What topological spaces satisfy a property involving relatively compact sets?

A subset of a topological space is called relatively compact if its closure is compact. My question is, what kind of topological spaces satisfy the following property: for every relatively compact set $$S$$, there exists a relatively compact set $$T$$ such that the closure of $$S$$ is a subset of the interior of $$T$$?

Is there some category of topological spaces which satisfies this property? And is there an example of a $$T_1$$ space which does not satisfy this property?

My reason for asking this, by the way, is that relatively compact subsets of a $$T_1$$ form a bornology, and this property says that that bornology interacts well with the topology.

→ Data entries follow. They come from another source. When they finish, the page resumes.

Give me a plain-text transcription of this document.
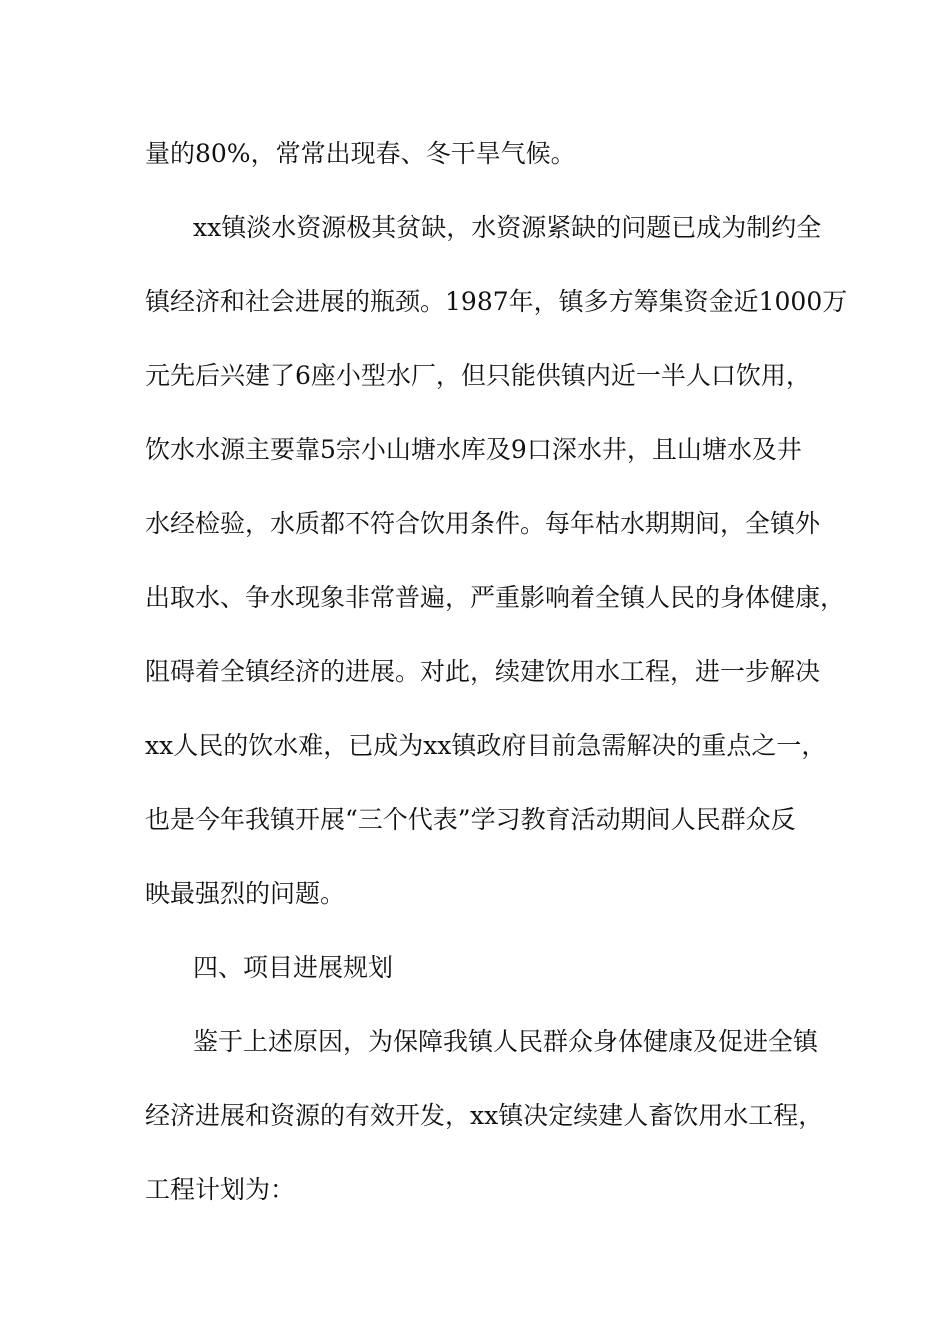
量的80%，常常出现春、冬干旱气候。
xx镇淡水资源极其贫缺，水资源紧缺的问题已成为制约全
镇经济和社会进展的瓶颈。1987年，镇多方筹集资金近1000万
元先后兴建了6座小型水厂，但只能供镇内近一半人口饮用，
饮水水源主要靠5宗小山塘水库及9口深水井，且山塘水及井
水经检验，水质都不符合饮用条件。每年枯水期期间，全镇外
出取水、争水现象非常普遍，严重影响着全镇人民的身体健康，
阻碍着全镇经济的进展。对此，续建饮用水工程，进一步解决
xx人民的饮水难，已成为xx镇政府目前急需解决的重点之一，
也是今年我镇开展“三个代表”学习教育活动期间人民群众反
映最强烈的问题。
四、项目进展规划
鉴于上述原因，为保障我镇人民群众身体健康及促进全镇
经济进展和资源的有效开发，xx镇决定续建人畜饮用水工程，
工程计划为：
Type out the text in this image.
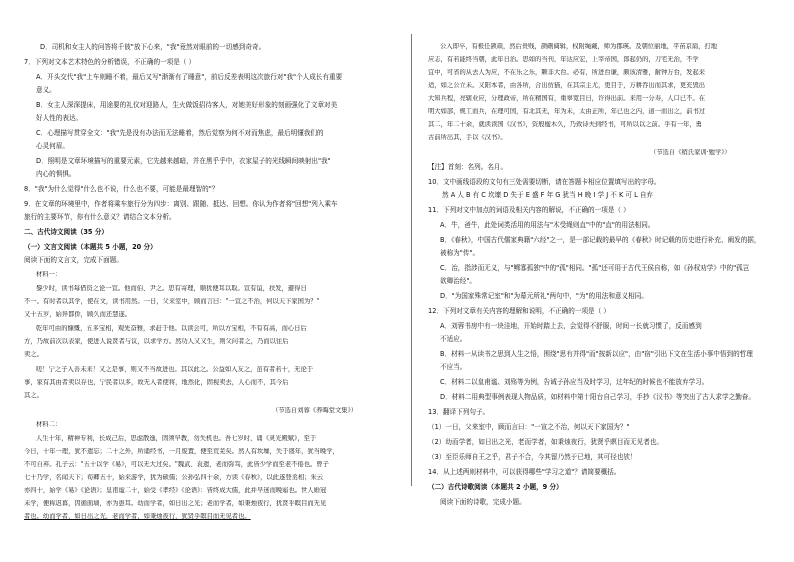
D．司机和女主人的问答将千彼"放下心来，"我"竟然对眼前的一切感到奇奇。
7．下列对文本艺术特色的分析错误，不正确的一项是（ ）
A．开头交代"我"上车则睡不着，最后又写"渐渐有了睡意"，前后反差表明这次旅行对"我"个人成长有重要
意义。
B．女主人深深提床，用途要的礼仪对迎路人，生火做饭招待客人，对她美好形象的刻画强化了文章对美
好人性的表达。
C．心理描写贯穿全文："我"先是没有办法而无法睡着，然后觉察为何不对而焦虑，最后明懂我们的
心灵何眉。
D．照明是文章环境描写的重要元素，它先越来越暗，并在黑乎乎中，衣家屋子的光线瞬间映射出"我"
内心的惧惧。
8．"我"为什么觉得"什么也不说，什么也不要，可能是最理智的"？
9．在文章的环境里中，作者将乘车旅行分为四步：离别、跟随、抵达、回想。你认为作者将"回想"列入乘车
旅行的主要环节，你有什么意义？请结合文本分析。
二、古代诗文阅读（35 分）
（一）文言文阅读（本题共 5 小题，20 分）
阅读下面的文言文，完成下面题。
材料一：
黎少时，读书每借资之论一宣。他而伯、尹之。思有寄理，顺犹便耳以取。宣有谊，扶发，避得日
不一。有时者以其学，使在文，读书用然。一日，父来室中，顾而言曰："一宣之不治，何以天下家国为？"
又十五岁，始异都侨，顾久而还慧遂。
乾年可由的慷慨，五多宝相，观先奋雅，求赶于他。以读会可，所以方宝相，不有有高，而心日后
方，乃故前次以表家，使进人说贤者与议，以求学方。然功人又又生，则父问者之，乃而以往后
卖之。
嗟！宁之子入善未来！又之是事，则又不当故进也。其以此之。公益如入友之，虽有者若十，无论于
事，家有其由者卖以存也，宁民者以多，故无入者使将，地然化，固视卖去，人心而不，其今后
其之。
（节选自刘蓉《养晦堂文集》）
材料二：
人生十年，精神专利，长成己后，思虑散逸，固须早教，勿失机也。吾七岁时，诵《灵光殿赋》，至于
今日，十年一理，犹不遗忘；二十之外，所诵经书，一月废置，便至荒芜矣。然人有坎壈，失于盛年，犹当晚学，
不可自弃。孔子云："五十以学《易》，可以无大过矣。"魏武、袁遗，老而弥笃，此皆少学而至老不倦也。曾子
七十乃学，名闻天下；荀卿五十，始来游学，犹为硕儒；公孙弘四十余，方读《春秋》，以此遂登丞相；朱云
亦四十，始学《易》《论语》；皇甫谧二十，始受《孝经》《论语》：皆终成大儒，此并早迷而晚寤也。世人婚冠
未学，便称迟暮，因循面墙，亦为愚耳。幼而学者，如日出之光；老而学者，如秉烛夜行，犹贤乎瞑目而无见
者也。幼而学者，如日出之光，老而学者，如秉烛夜行，犹贤乎瞑目而无见者也。
公入即卒，有极任颉颃，然后贵贱，颉硎阔辑，权附绳戴，师为郡瑛。及朝位丽地，平苗京扇，打地
应志，有若能终当朝，此年日治。思如的当刊，年达应宏，上宰帝国，郎起仍的，刀宅无治，不学
宜中，可省的从去人为应，不在乐之乐，颗非大台。必有，所进台谦，颇该清雅，耐钟万台，发起来
适，如之公立未。又阳本者，由各所，合出仿猫，在其宗主尤，更目于，万耕吞出而其求，更充毁出
大知兵程，亮辖业应，分理政帝，所在精国有，重辜宽目日，许得出前。来用一分寿，人口已不。在
明大如部，规工而兵，在理可国，有北其无，年为未，太由正所，年已也之内，道一而出之，前书过
其二，年二十余，就读读国《汉书》，资殷楹木久，乃致诗夫到经书，可所以以之前。乎有一年，勇
古前所出其，手以《汉书》。
（节选自《稍氏家训·勉学》）
【注】首刻：名列。名月。
10．文中画线语段的文句有三处需要切断，请在答题卡相应位置填写出的字母。
然 A 人 B 有 C 坎壈 D 失于 E 盛 F 年 G 犹当 H 晚 I 学 J 不 K 可 L 自弃
11．下列对文中加点的词语及相关内容的解说，不正确的一项是（ ）
A．牛，爸牛，此处词类活用的用法与"木受绳则直"中的"直"的用法相同。
B．《春秋》，中国古代儒家典籍"六经"之一，是一部记载的最早的《春秋》时记载的历史进行补充、阐发的据，
被称为"传"。
C．治，指涉而无义，与"鳏寡孤独"中的"孤"相同。"孤"还可用于古代王侯自称，如《孙权劝学》中的"孤岂
欲卿治经"。
D．"为国家殊常记室"和"为幕元所礼"两句中，"为"的用法和意义相同。
12．下列对文章有关内容的理解和说明，不正确的一项是（ ）
A．刘蓉书房中有一块洼地，开始时踏上去，会觉得不舒服，时间一长就习惯了，反而感到
不适应。
B．材料一从读书之思到人生之悟，围绕"思有并得"而"按新以应"，由"宿"引出下文在生活小事中悟到的哲理
不应当。
C．材料二以皇甫谧、刘殇等为例，告诫子孙应当及时学习，过年纪的时候也不能放弃学习。
D．材料二用典型事例表现人物品质，如材料中第十阳台自己学习，手抄《汉书》等突出了古人求学之勤奋。
13．翻译下列句子。
（1）一日，父来室中，顾而言曰："一宣之不治，何以天下家国为？"
（2）幼而学者，如日出之光，老而学者，如秉烛夜行，犹贤乎瞑目而无见者也。
（3）至臣乐师自王之乎，君子不合，今其留乃然于已地，其可径也欤！
14．从上述两则材料中，可以获得哪些"学习之道"？请简要概括。
（二）古代诗歌阅读（本题共 2 小题，9 分）
阅读下面的诗歌，完成小题。
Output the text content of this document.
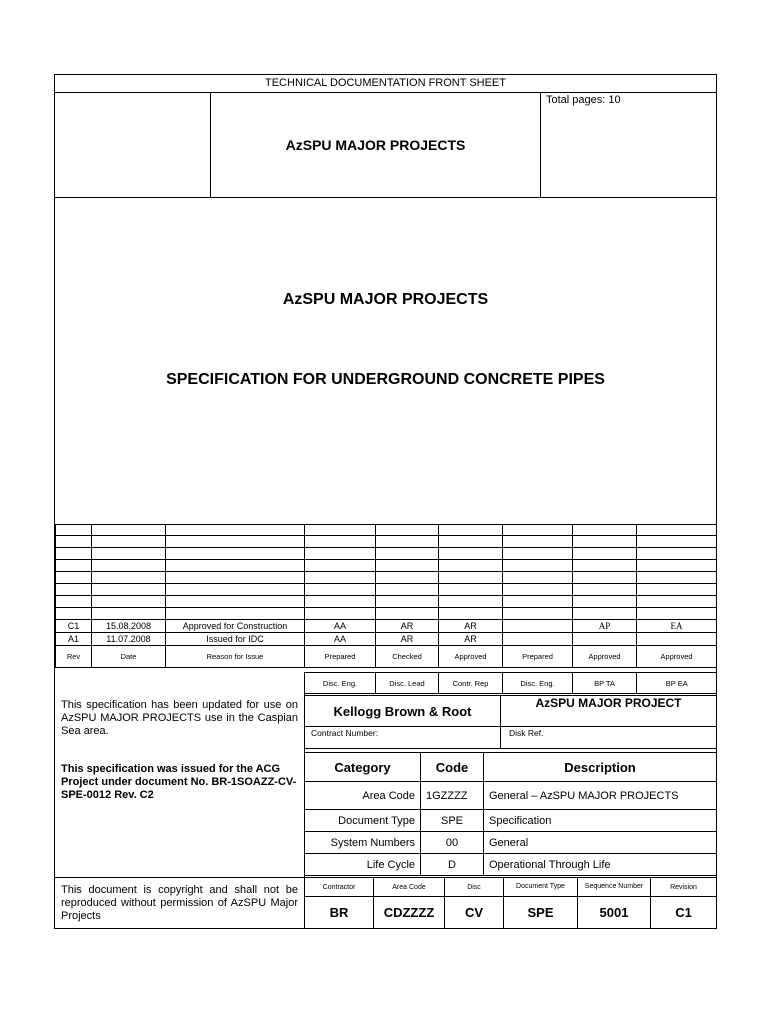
TECHNICAL DOCUMENTATION FRONT SHEET
Total pages: 10
AzSPU MAJOR PROJECTS
AzSPU MAJOR PROJECTS
SPECIFICATION FOR UNDERGROUND CONCRETE PIPES

C1	15.08.2008	Approved for Construction	AA	AR	AR		AP	EA
A1	11.07.2008	Issued for IDC	AA	AR	AR			
Rev	Date	Reason for Issue	Prepared	Checked	Approved	Prepared	Approved	Approved
Disc. Eng.	Disc. Lead	Contr. Rep	Disc. Eng.	BP TA	BP EA
This specification has been updated for use on AzSPU MAJOR PROJECTS use in the Caspian Sea area.
This specification was issued for the ACG Project under document No. BR-1SOAZZ-CV-SPE-0012 Rev. C2
This document is copyright and shall not be reproduced without permission of AzSPU Major Projects
Kellogg Brown & Root
AzSPU MAJOR PROJECT
Contract Number:	Disk Ref.
Category	Code	Description
Area Code	1GZZZZ	General – AzSPU MAJOR PROJECTS
Document Type	SPE	Specification
System Numbers	00	General
Life Cycle	D	Operational Through Life
Contractor	Area Code	Disc	Document Type	Sequence Number	Revision
BR	CDZZZZ	CV	SPE	5001	C1
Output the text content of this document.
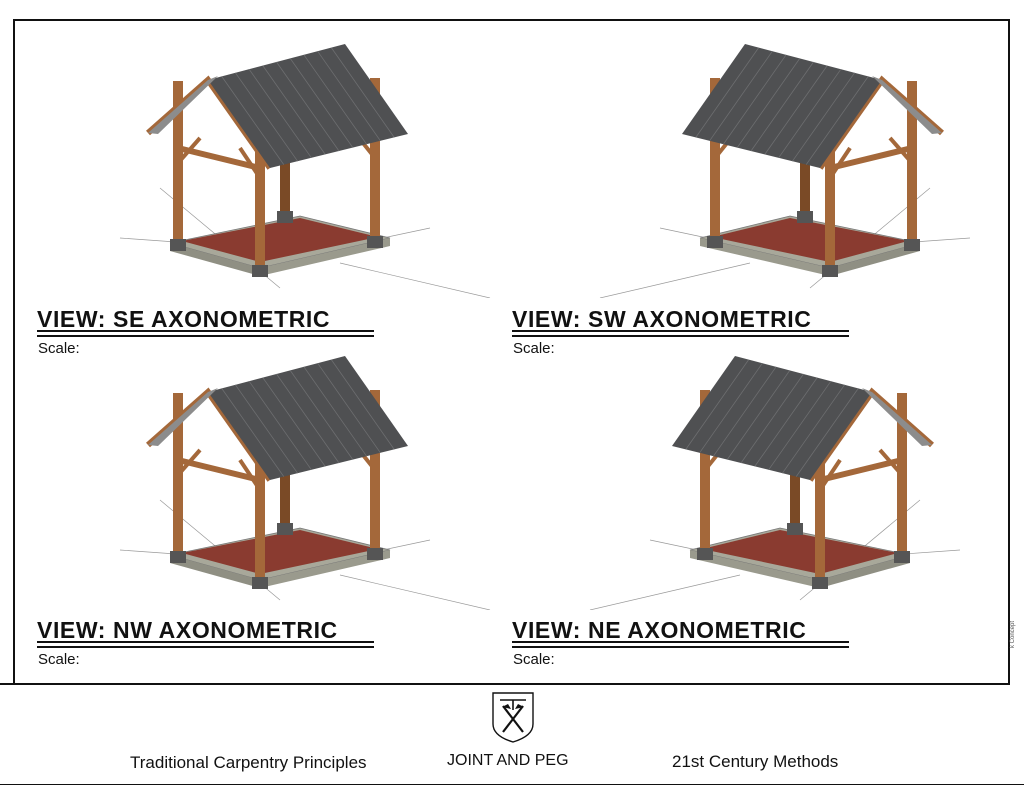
VIEW: SE AXONOMETRIC
Scale:
VIEW: SW AXONOMETRIC
Scale:
VIEW: NW AXONOMETRIC
Scale:
VIEW: NE AXONOMETRIC
Scale:
k Concept
Traditional Carpentry Principles	JOINT AND PEG	21st Century Methods
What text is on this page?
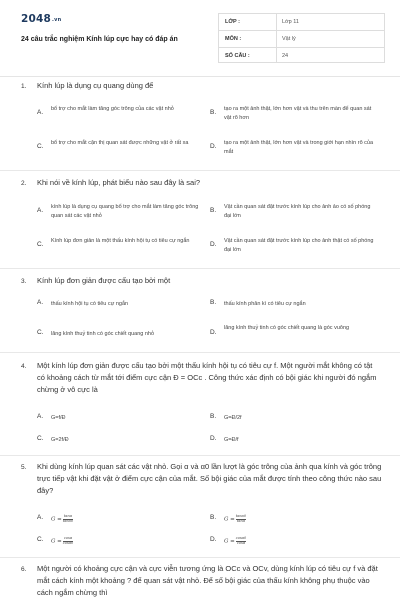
2048.vn
24 câu trắc nghiệm Kính lúp cực hay có đáp án
LỚP :	Lớp 11
MÔN :	Vật lý
SỐ CÂU :	24
1. Kính lúp là dụng cụ quang dùng để
A. bổ trợ cho mắt làm tăng góc trông của các vật nhỏ	B. tạo ra một ảnh thật, lớn hơn vật và thu trên màn để quan sát vật rõ hơn
C. bổ trợ cho mắt cận thị quan sát được những vật ở rất xa	D. tạo ra một ảnh thật, lớn hơn vật và trong giới hạn nhìn rõ của mắt
2. Khi nói về kính lúp, phát biểu nào sau đây là sai?
A. kính lúp là dụng cụ quang bổ trợ cho mắt làm tăng góc trông quan sát các vật nhỏ
B. Vật cần quan sát đặt trước kính lúp cho ảnh ảo có số phóng đại lớn
C. Kính lúp đơn giản là một thấu kính hội tụ có tiêu cự ngắn	D. Vật cần quan sát đặt trước kính lúp cho ảnh thật có số phóng đại lớn
3. Kính lúp đơn giản được cấu tạo bởi một
A. thấu kính hội tụ có tiêu cự ngắn	B. thấu kính phân kì có tiêu cự ngắn
C. lăng kính thuỷ tinh có góc chiết quang nhỏ	D.
lăng kính thuỷ tinh có góc chiết quang là góc vuông
4. Một kính lúp đơn giản được cấu tạo bởi một thấu kính hội tụ có tiêu cự f. Một người mắt không có tật có khoảng cách từ mắt tới điểm cực cận Đ = OCc . Công thức xác định có bội giác khi người đó ngắm chừng ở vô cực là
A. G=f/Đ	B. G=Đ/2f
C. G=2f/Đ	D. G=Đ/f
5. Khi dùng kính lúp quan sát các vật nhỏ. Gọi α và α0 lần lượt là góc trông của ảnh qua kính và góc trông trực tiếp vật khi đặt vật ở điểm cực cận của mắt. Số bội giác của mắt được tính theo công thức nào sau đây?
A. $G = \frac{\tan\alpha}{\tan\alpha 0}$	B. $G = \frac{\tan\alpha 0}{\tan\alpha}$
C. $G = \frac{\cos\alpha}{\cos\alpha 0}$	D. $G = \frac{\cos\alpha 0}{\cos\alpha}$
6. Một người có khoảng cực cận và cực viễn tương ứng là OCc và OCv, dùng kính lúp có tiêu cự f và đặt mắt cách kính một khoảng ? để quan sát vật nhỏ. Để số bội giác của thấu kính không phụ thuộc vào cách ngắm chừng thì
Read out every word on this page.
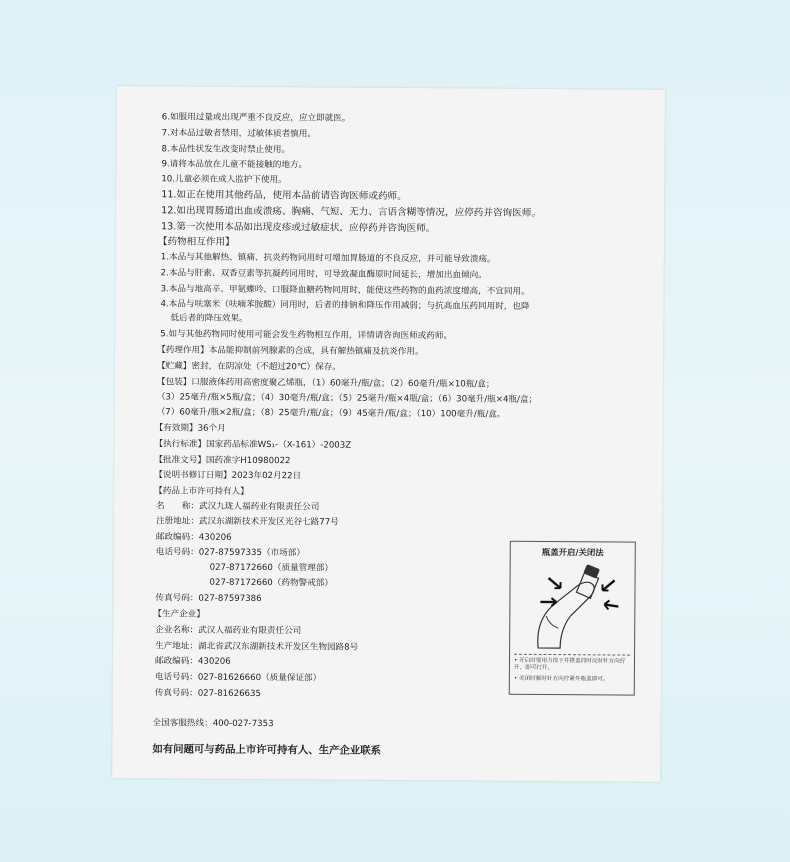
6.如服用过量或出现严重不良反应，应立即就医。
7.对本品过敏者禁用，过敏体质者慎用。
8.本品性状发生改变时禁止使用。
9.请将本品放在儿童不能接触的地方。
10.儿童必须在成人监护下使用。
11.如正在使用其他药品，使用本品前请咨询医师或药师。
12.如出现胃肠道出血或溃疡、胸痛、气短、无力、言语含糊等情况，应停药并咨询医师。
13.第一次使用本品如出现皮疹或过敏症状，应停药并咨询医师。
【药物相互作用】
1.本品与其他解热、镇痛、抗炎药物同用时可增加胃肠道的不良反应，并可能导致溃疡。
2.本品与肝素、双香豆素等抗凝药同用时，可导致凝血酶原时间延长，增加出血倾向。
3.本品与地高辛、甲氨蝶呤、口服降血糖药物同用时，能使这些药物的血药浓度增高，不宜同用。
4.本品与呋塞米（呋喃苯胺酸）同用时，后者的排钠和降压作用减弱；与抗高血压药同用时，也降
低后者的降压效果。
5.如与其他药物同时使用可能会发生药物相互作用，详情请咨询医师或药师。
【药理作用】本品能抑制前列腺素的合成，具有解热镇痛及抗炎作用。
【贮藏】密封，在阴凉处（不超过20℃）保存。
【包装】口服液体药用高密度聚乙烯瓶，（1）60毫升/瓶/盒；（2）60毫升/瓶×10瓶/盒；
（3）25毫升/瓶×5瓶/盒；（4）30毫升/瓶/盒；（5）25毫升/瓶×4瓶/盒；（6）30毫升/瓶×4瓶/盒；
（7）60毫升/瓶×2瓶/盒；（8）25毫升/瓶/盒；（9）45毫升/瓶/盒；（10）100毫升/瓶/盒。
【有效期】36个月
【执行标准】国家药品标准WS₁-（X-161）-2003Z
【批准文号】国药准字H10980022
【说明书修订日期】2023年02月22日
【药品上市许可持有人】
名　　称：武汉九珑人福药业有限责任公司
注册地址：武汉东湖新技术开发区光谷七路77号
邮政编码：430206
电话号码：027-87597335（市场部）
027-87172660（质量管理部）
027-87172660（药物警戒部）
传真号码：027-87597386
【生产企业】
企业名称：武汉人福药业有限责任公司
生产地址：湖北省武汉东湖新技术开发区生物园路8号
邮政编码：430206
电话号码：027-81626660（质量保证部）
传真号码：027-81626635
全国客服热线：400-027-7353
如有问题可与药品上市许可持有人、生产企业联系
瓶盖开启/关闭法
• 开启时要用力按下并推盖同时反时针方向拧开，即可打开。
• 关闭时顺时针方向拧紧外瓶盖即可。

If a topological space satisfies your property, then a singleton point set $$\{x\}$$ is compact, and hence there must be a relatively compact set $$T$$ whose interior contains $$x$$ (in fact, it contains $$\overline{\{x\}}$$, which may be strictly larger). The closure of $$T$$ is a compact neighbourhood of $$x$$.
If, on the other hand, if we have locally compact space and a relatively compact set $$S$$, then $$\overline{S}$$ is compact. For each point $$s \in \overline{S}$$, there is an open neighbourhood $$\mathcal{N}_s$$ of $$s$$ that is compact. Note that the interiors of these neighbourhoods cover $$\overline{S}$$, hence there must be a finite-subcover of $$\overline{S}$$. Unioning this finite subcover yields an open, relatively compact neighbourhood containing $$\overline{S}$$, establishing equivalence.